Son yıllarda fırtınalı, dolulu geçen yaz aylarının sonuçları şehirlerde araçları, tarımda ise ürünleri etkiliyor. Uzmanlar ülkemizdeki iklim değişimini değerlendirdi.
Kandilli Rasathanesi ve Deprem Araştırma Enstitüsü Meteoroloji Laboratuvarı Başkanı Adil Tek, küresel ısınmanın, iklim parametrelerini etkileyerek, küresel iklim değişikliğine yol açtığını anlattı. Yağışların karakterlerinde farklılıkların meydana geldiğini aktaran Tek, “Yükselen bir trend şeklinde bunların sıklığının artacağını söylemek mümkün.
Küresel iklim değişikliği nedeniyle, artık kışlar daha ılıman, yazlarsa daha sıcak. Orta enlemlerde bulunan ülkemizde, kış aylarında karlı gün sayılarında azalma, yaz aylarında ise tropikal gün sayılarında artışlar görülüyor” dedi.
İklim Çalışmaları Koordinatörü Kıdemli Uzman Ümit Şahin de, “İklim değişikliği, aşırı hava ve iklim olaylarının sıklığını ve şiddetini arttırıyor. Türkiye’nin içinde bulunduğu bölgede, sıcak dalgaları, kuraklık, seller, orman yangınları ve fırtınalar artıyor.
Hükümetlerarası İklim Değişikliği Paneli (IPCC) raporlarına göre, Akdeniz havzası iklim değişikliğinden en fazla etkilenen bölgeler arasında. Türkiye de en fazla zarar görecek ülkelerden biri. Türkiye, kendine özgü fırtına, dolu, aşırı yağış ve sellerin yanı sıra kuraklıkla da karşı karşıya. Kuraklık ve aşırı yağışların bir arada olması iklim değişikliğinin sonuçlarından biri” diye konuştu.

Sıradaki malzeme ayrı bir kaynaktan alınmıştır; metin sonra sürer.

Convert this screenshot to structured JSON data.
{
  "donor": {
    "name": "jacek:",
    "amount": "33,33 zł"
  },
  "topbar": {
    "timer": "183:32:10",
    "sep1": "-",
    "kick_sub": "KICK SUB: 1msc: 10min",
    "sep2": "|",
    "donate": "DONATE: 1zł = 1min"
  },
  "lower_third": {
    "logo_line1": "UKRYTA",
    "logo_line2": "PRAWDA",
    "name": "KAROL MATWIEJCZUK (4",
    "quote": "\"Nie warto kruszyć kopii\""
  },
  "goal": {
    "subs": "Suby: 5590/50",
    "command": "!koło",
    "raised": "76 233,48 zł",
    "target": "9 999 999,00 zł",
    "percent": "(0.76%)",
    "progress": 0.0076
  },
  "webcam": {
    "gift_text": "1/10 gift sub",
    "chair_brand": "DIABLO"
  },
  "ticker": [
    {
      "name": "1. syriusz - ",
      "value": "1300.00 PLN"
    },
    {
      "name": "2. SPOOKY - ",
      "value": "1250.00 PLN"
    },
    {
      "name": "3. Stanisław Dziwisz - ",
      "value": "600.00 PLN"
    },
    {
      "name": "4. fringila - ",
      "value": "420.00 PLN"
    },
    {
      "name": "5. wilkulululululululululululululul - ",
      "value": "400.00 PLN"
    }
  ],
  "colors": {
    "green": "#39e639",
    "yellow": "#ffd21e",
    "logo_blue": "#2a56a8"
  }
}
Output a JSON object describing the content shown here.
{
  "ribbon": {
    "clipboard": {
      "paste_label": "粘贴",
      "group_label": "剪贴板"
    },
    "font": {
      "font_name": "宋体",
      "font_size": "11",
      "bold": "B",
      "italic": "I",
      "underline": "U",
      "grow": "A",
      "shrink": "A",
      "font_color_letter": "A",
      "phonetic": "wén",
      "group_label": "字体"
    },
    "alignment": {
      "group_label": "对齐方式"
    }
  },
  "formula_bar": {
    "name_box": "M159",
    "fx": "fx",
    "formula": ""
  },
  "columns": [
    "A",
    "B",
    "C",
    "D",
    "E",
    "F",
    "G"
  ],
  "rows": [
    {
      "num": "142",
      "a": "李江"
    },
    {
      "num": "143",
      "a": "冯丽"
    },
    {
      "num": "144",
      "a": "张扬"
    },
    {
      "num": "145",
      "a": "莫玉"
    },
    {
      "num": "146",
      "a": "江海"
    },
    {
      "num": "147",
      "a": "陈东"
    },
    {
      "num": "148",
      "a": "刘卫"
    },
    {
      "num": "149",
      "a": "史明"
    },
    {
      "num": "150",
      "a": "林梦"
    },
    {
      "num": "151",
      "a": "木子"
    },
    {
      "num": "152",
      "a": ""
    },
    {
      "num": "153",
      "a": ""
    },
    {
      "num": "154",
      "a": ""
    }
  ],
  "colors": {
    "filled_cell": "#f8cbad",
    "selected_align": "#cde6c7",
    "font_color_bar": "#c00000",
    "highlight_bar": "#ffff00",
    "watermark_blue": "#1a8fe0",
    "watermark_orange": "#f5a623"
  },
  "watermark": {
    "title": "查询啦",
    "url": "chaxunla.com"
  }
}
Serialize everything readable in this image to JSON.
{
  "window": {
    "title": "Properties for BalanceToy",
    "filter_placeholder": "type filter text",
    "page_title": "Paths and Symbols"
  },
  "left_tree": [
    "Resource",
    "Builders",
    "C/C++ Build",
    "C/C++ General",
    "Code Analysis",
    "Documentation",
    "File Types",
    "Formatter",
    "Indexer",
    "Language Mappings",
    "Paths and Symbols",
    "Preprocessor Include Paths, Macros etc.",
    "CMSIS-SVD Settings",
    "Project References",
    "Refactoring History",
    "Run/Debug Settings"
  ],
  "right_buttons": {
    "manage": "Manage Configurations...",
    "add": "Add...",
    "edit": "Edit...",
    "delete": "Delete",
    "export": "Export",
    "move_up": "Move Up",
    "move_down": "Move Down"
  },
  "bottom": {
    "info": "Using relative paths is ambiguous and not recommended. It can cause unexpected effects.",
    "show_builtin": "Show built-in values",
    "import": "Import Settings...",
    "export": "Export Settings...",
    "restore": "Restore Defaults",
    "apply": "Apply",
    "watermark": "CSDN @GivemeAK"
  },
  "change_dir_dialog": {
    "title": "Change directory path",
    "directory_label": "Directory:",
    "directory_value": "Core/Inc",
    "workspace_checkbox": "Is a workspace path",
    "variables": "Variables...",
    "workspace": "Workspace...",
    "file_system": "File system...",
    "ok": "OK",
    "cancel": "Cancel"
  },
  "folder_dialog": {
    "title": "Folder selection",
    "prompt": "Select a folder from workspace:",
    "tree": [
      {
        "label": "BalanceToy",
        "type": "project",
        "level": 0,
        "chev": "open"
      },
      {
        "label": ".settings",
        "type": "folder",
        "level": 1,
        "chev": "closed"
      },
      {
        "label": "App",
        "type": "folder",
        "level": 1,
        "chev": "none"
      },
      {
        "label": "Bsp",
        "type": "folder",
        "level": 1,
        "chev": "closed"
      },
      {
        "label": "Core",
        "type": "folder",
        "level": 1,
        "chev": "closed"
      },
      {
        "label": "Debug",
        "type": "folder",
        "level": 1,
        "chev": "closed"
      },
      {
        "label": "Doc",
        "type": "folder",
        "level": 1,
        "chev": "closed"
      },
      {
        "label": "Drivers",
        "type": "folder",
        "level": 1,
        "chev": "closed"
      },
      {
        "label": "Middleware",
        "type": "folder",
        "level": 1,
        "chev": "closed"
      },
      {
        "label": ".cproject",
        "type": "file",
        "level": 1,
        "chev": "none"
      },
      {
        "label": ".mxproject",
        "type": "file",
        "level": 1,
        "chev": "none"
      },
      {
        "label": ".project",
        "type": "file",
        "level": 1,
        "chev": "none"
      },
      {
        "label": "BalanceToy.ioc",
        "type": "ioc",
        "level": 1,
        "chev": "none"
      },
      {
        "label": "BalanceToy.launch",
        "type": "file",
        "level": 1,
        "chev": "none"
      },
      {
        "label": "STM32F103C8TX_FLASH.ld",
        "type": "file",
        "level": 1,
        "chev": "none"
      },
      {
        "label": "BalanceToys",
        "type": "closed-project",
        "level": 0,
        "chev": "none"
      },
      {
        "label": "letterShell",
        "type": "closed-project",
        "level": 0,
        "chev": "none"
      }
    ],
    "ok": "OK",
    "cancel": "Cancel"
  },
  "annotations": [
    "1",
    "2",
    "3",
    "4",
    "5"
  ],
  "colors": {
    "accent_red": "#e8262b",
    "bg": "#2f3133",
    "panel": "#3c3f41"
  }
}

Ulaşımdan tarıma, sanayiden hayvancılığa, birçok alanda, fosil yakıt kaynaklı sera gazı salınımına ve enerji tüketimine değinen Şahin, bunların küresel iklim değişikliğine neden olduğunu anlattı. Şehirlerdeki betonlaşma ve yeşil alan yokluğuna da dikkat çeken Şahin, bunların ısı adaları oluşturduğunu ve iklim değişikliğinin etkilerini arttırdığını kaydetti.
Şahin, “İnsanların üretim ve tüketim kaynaklı olarak saldığı sera gazları iklimi değiştiriyor ve bu tür aşırı olaylara yani iklim felaketlerine neden oluyor. Yaşadığımız dolu ve sellerin sıklığında ve şiddetindeki artış bunun bir parçası” dedi.